そうした4曲の交響曲の中でも、テンシュテットが最も採り上げた交響曲は第4番であったと言える。
最初及び2度目の録音はベルリン・フィルとのスタジオ録音及びライヴ録音(1981年)、3度目の録音は、ロンドン・フィルとの来日時のライヴ録音(1984年)、そして4度目の録音が本盤に収められたロンドン・フィルとのライヴ録音(1989年)となっている。
これから新たなライヴ録音が発掘されない限りにおいては、交響曲第4番は、テンシュテットが最も録音したブルックナーの交響曲と言えるであろう。
テンシュテットによる同曲へのアプローチは、朝比奈やヴァントなどによって1990年代にほぼ確立された、いわゆるインテンポを基調とするものではない。
むしろ、テンシュテットのブルックナー解釈は実にはっきりしていて、ブルックナーを後期ロマン派の作曲家の1人として割り切ったものである。
それ故、テンポの振幅や思い切った強弱の変化を施すなどドラマティックな要素にも事欠かないところであり、テンシュテットが得意としたマーラーの交響曲におけるアプローチに比較的近いものと言える。
したがって、こうしたテンシュテットによるアプローチは、交響曲第7番や第8番においては若干そぐわないような気がしないでもないが、第4番の場合は、相性がいいのではないかと思われるところだ。

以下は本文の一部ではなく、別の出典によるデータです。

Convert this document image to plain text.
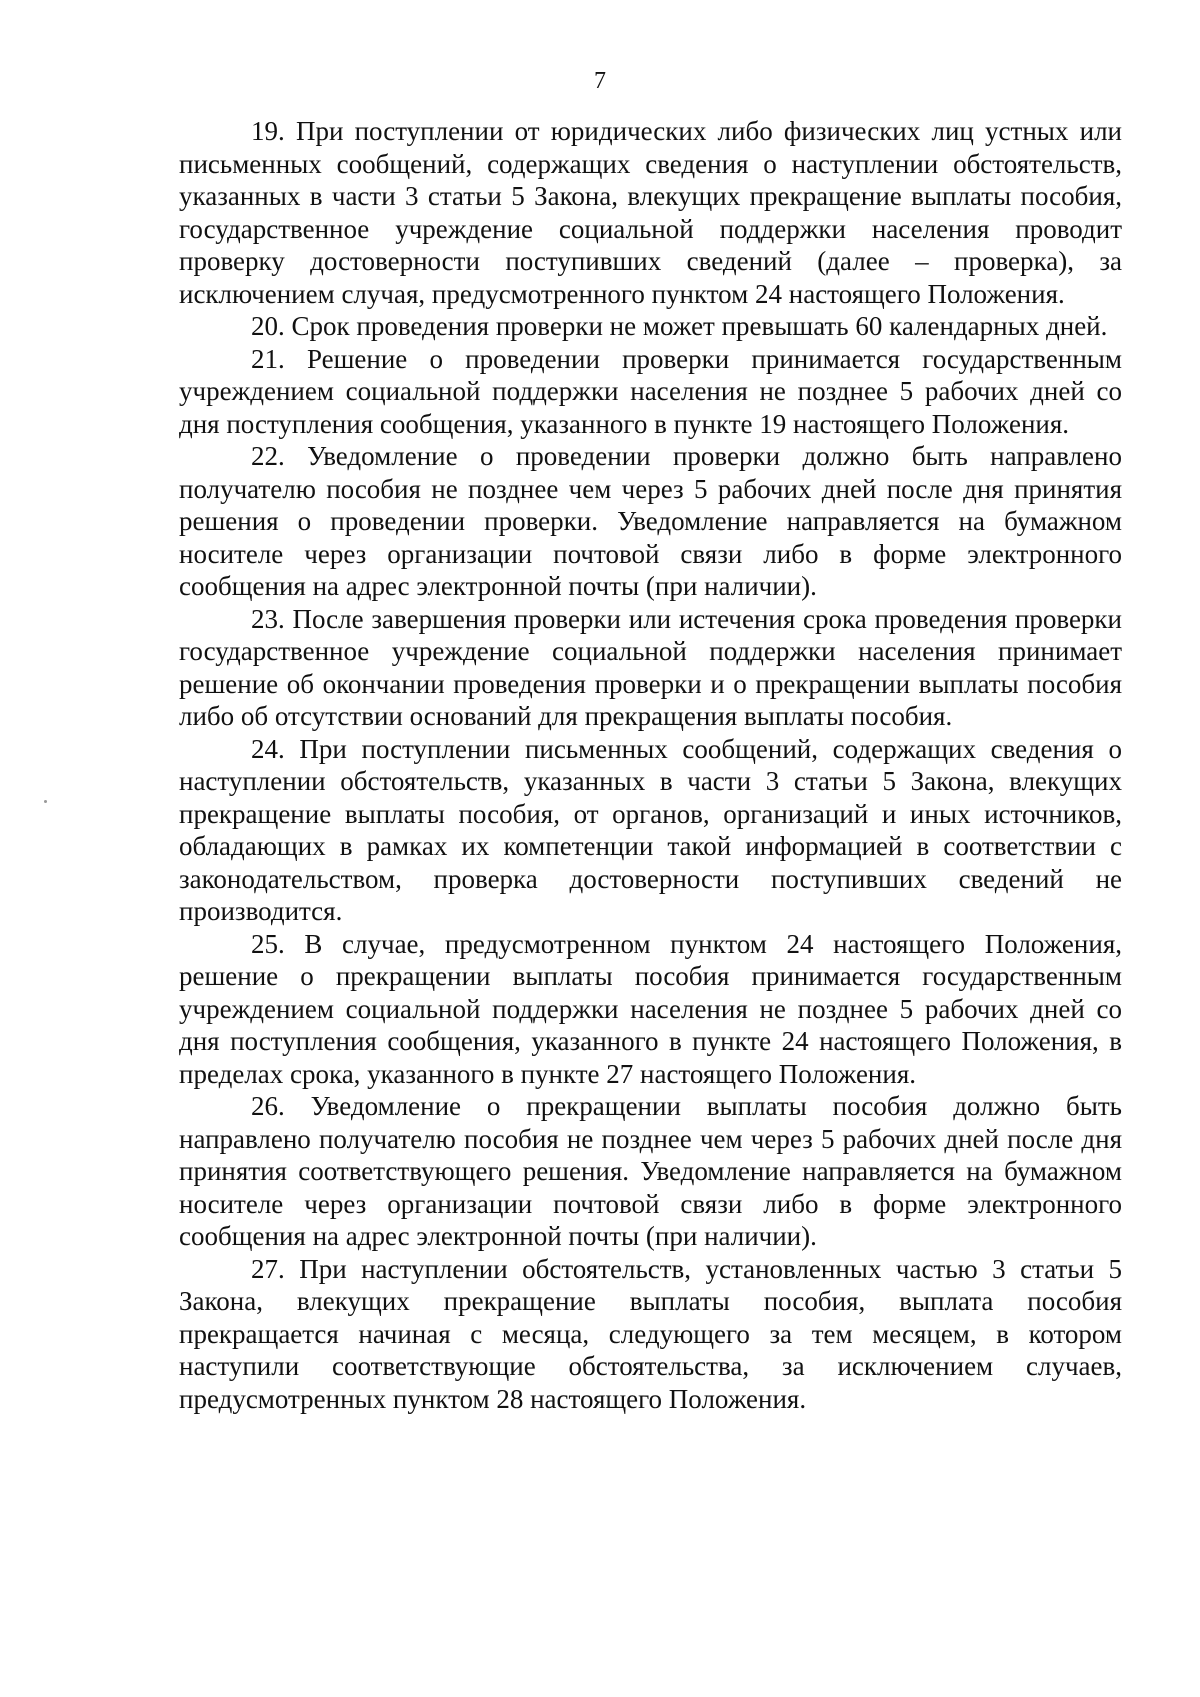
7

19. При поступлении от юридических либо физических лиц устных или письменных сообщений, содержащих сведения о наступлении обстоятельств, указанных в части 3 статьи 5 Закона, влекущих прекращение выплаты пособия, государственное учреждение социальной поддержки населения проводит проверку достоверности поступивших сведений (далее – проверка), за исключением случая, предусмотренного пунктом 24 настоящего Положения.

20. Срок проведения проверки не может превышать 60 календарных дней.

21. Решение о проведении проверки принимается государственным учреждением социальной поддержки населения не позднее 5 рабочих дней со дня поступления сообщения, указанного в пункте 19 настоящего Положения.

22. Уведомление о проведении проверки должно быть направлено получателю пособия не позднее чем через 5 рабочих дней после дня принятия решения о проведении проверки. Уведомление направляется на бумажном носителе через организации почтовой связи либо в форме электронного сообщения на адрес электронной почты (при наличии).

23. После завершения проверки или истечения срока проведения проверки государственное учреждение социальной поддержки населения принимает решение об окончании проведения проверки и о прекращении выплаты пособия либо об отсутствии оснований для прекращения выплаты пособия.

24. При поступлении письменных сообщений, содержащих сведения о наступлении обстоятельств, указанных в части 3 статьи 5 Закона, влекущих прекращение выплаты пособия, от органов, организаций и иных источников, обладающих в рамках их компетенции такой информацией в соответствии с законодательством, проверка достоверности поступивших сведений не производится.

25. В случае, предусмотренном пунктом 24 настоящего Положения, решение о прекращении выплаты пособия принимается государственным учреждением социальной поддержки населения не позднее 5 рабочих дней со дня поступления сообщения, указанного в пункте 24 настоящего Положения, в пределах срока, указанного в пункте 27 настоящего Положения.

26. Уведомление о прекращении выплаты пособия должно быть направлено получателю пособия не позднее чем через 5 рабочих дней после дня принятия соответствующего решения. Уведомление направляется на бумажном носителе через организации почтовой связи либо в форме электронного сообщения на адрес электронной почты (при наличии).

27. При наступлении обстоятельств, установленных частью 3 статьи 5 Закона, влекущих прекращение выплаты пособия, выплата пособия прекращается начиная с месяца, следующего за тем месяцем, в котором наступили соответствующие обстоятельства, за исключением случаев, предусмотренных пунктом 28 настоящего Положения.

4つの演奏のいずれも名演であるが、やはり演奏の持つ根源的な迫力という意味においては、第1に本盤(1989年盤)を掲げるべきであろう。
本盤の演奏におけるテンシュテットのアプローチも、比較的ゆったりとした曲想の進行の中に、前述のようなドラマティックな要素(とりわけ第3楽章)を織り交ぜたものとなっている。

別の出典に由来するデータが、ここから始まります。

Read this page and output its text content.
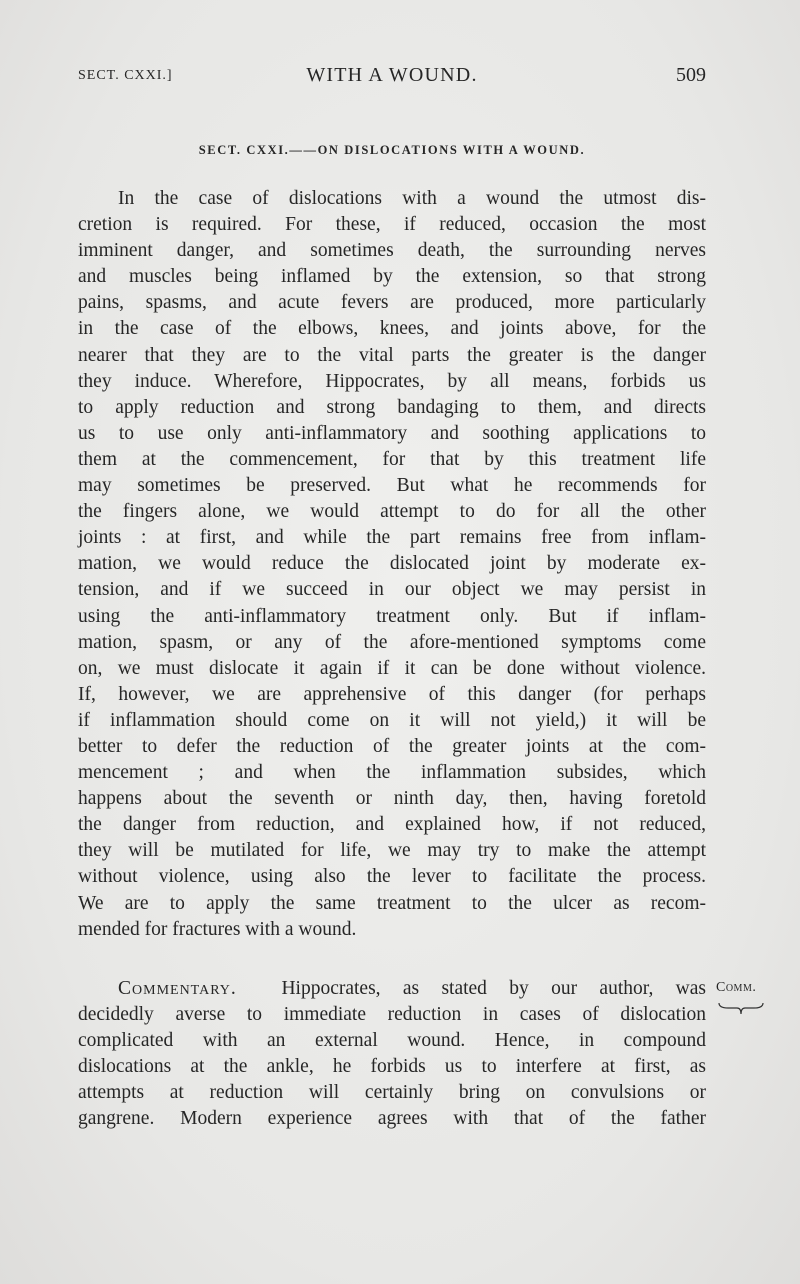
SECT. CXXI.]	WITH A WOUND.	509
SECT. CXXI.——ON DISLOCATIONS WITH A WOUND.
In the case of dislocations with a wound the utmost dis-
cretion is required. For these, if reduced, occasion the most
imminent danger, and sometimes death, the surrounding nerves
and muscles being inflamed by the extension, so that strong
pains, spasms, and acute fevers are produced, more particularly
in the case of the elbows, knees, and joints above, for the
nearer that they are to the vital parts the greater is the danger
they induce. Wherefore, Hippocrates, by all means, forbids us
to apply reduction and strong bandaging to them, and directs
us to use only anti-inflammatory and soothing applications to
them at the commencement, for that by this treatment life
may sometimes be preserved. But what he recommends for
the fingers alone, we would attempt to do for all the other
joints : at first, and while the part remains free from inflam-
mation, we would reduce the dislocated joint by moderate ex-
tension, and if we succeed in our object we may persist in
using the anti-inflammatory treatment only. But if inflam-
mation, spasm, or any of the afore-mentioned symptoms come
on, we must dislocate it again if it can be done without violence.
If, however, we are apprehensive of this danger (for perhaps
if inflammation should come on it will not yield,) it will be
better to defer the reduction of the greater joints at the com-
mencement ; and when the inflammation subsides, which
happens about the seventh or ninth day, then, having foretold
the danger from reduction, and explained how, if not reduced,
they will be mutilated for life, we may try to make the attempt
without violence, using also the lever to facilitate the process.
We are to apply the same treatment to the ulcer as recom-
mended for fractures with a wound.
Commentary. Hippocrates, as stated by our author, was
decidedly averse to immediate reduction in cases of dislocation
complicated with an external wound. Hence, in compound
dislocations at the ankle, he forbids us to interfere at first, as
attempts at reduction will certainly bring on convulsions or
gangrene. Modern experience agrees with that of the father
Comm.
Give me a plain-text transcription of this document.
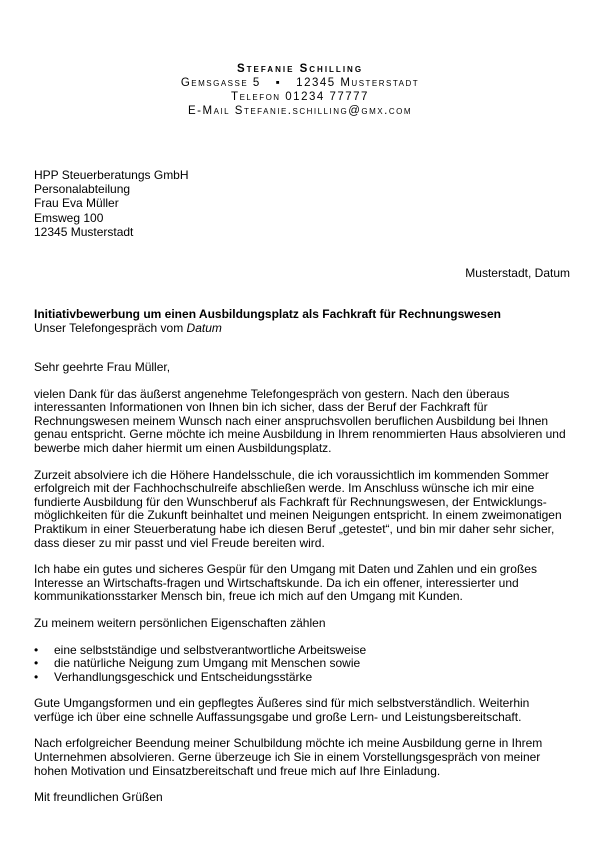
Stefanie Schilling
Gemsgasse 5 ▪ 12345 Musterstadt
Telefon 01234 77777
E-Mail Stefanie.schilling@gmx.com
HPP Steuerberatungs GmbH
Personalabteilung
Frau Eva Müller
Emsweg 100
12345 Musterstadt
Musterstadt, Datum
Initiativbewerbung um einen Ausbildungsplatz als Fachkraft für Rechnungswesen
Unser Telefongespräch vom Datum

Sehr geehrte Frau Müller,

vielen Dank für das äußerst angenehme Telefongespräch von gestern. Nach den überaus interessanten Informationen von Ihnen bin ich sicher, dass der Beruf der Fachkraft für Rechnungswesen meinem Wunsch nach einer anspruchsvollen beruflichen Ausbildung bei Ihnen genau entspricht. Gerne möchte ich meine Ausbildung in Ihrem renommierten Haus absolvieren und bewerbe mich daher hiermit um einen Ausbildungsplatz.

Zurzeit absolviere ich die Höhere Handelsschule, die ich voraussichtlich im kommenden Sommer erfolgreich mit der Fachhochschulreife abschließen werde. Im Anschluss wünsche ich mir eine fundierte Ausbildung für den Wunschberuf als Fachkraft für Rechnungswesen, der Entwicklungs-möglichkeiten für die Zukunft beinhaltet und meinen Neigungen entspricht. In einem zweimonatigen Praktikum in einer Steuerberatung habe ich diesen Beruf „getestet“, und bin mir daher sehr sicher, dass dieser zu mir passt und viel Freude bereiten wird.

Ich habe ein gutes und sicheres Gespür für den Umgang mit Daten und Zahlen und ein großes Interesse an Wirtschafts-fragen und Wirtschaftskunde. Da ich ein offener, interessierter und kommunikationsstarker Mensch bin, freue ich mich auf den Umgang mit Kunden.

Zu meinem weitern persönlichen Eigenschaften zählen

• eine selbstständige und selbstverantwortliche Arbeitsweise
• die natürliche Neigung zum Umgang mit Menschen sowie
• Verhandlungsgeschick und Entscheidungsstärke

Gute Umgangsformen und ein gepflegtes Äußeres sind für mich selbstverständlich. Weiterhin verfüge ich über eine schnelle Auffassungsgabe und große Lern- und Leistungsbereitschaft.

Nach erfolgreicher Beendung meiner Schulbildung möchte ich meine Ausbildung gerne in Ihrem Unternehmen absolvieren. Gerne überzeuge ich Sie in einem Vorstellungsgespräch von meiner hohen Motivation und Einsatzbereitschaft und freue mich auf Ihre Einladung.

Mit freundlichen Grüßen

他盤よりテンポは若干遅めで、力みがまったく感じられず、どこまでも自然体ながら終楽章に向かってジワジワと高揚するテンシュテットらしい名演。
テンシュテットの指揮は、生命力にあふれ、美しい旋律の歌いまわしも陶酔的で、特に躍動感あふれるスケルツォ、重厚なオケの響きが印象的なフィナーレはベーム、カラヤン、ブロムシュテット等の名盤にも決して劣らない素晴らしい名演と言えるだろう。
もっとも、スケールが小さくなることなど薬にしたくもなく、ブルックナーの本質をいささかも逸脱することがないというのは、テンシュテットの同曲への深い理解と愛着の賜物と言えるところだ。
オーケストラは、必ずしも一流とは言い難いロンドン・フィルではあるが、テンシュテットの圧倒的な統率の下、ベルリン・フィルにも比肩し得るような見事な名演奏を展開しているのが素晴らしい。
艶やかな弦、輝かしい金管、テンシュテットのブルックナーの微細な要求まで描き尽くす演奏力が見事である。
いずれにしても、本盤の演奏は、テンシュテットならではの圧倒的な名演と高く評価したいと考える。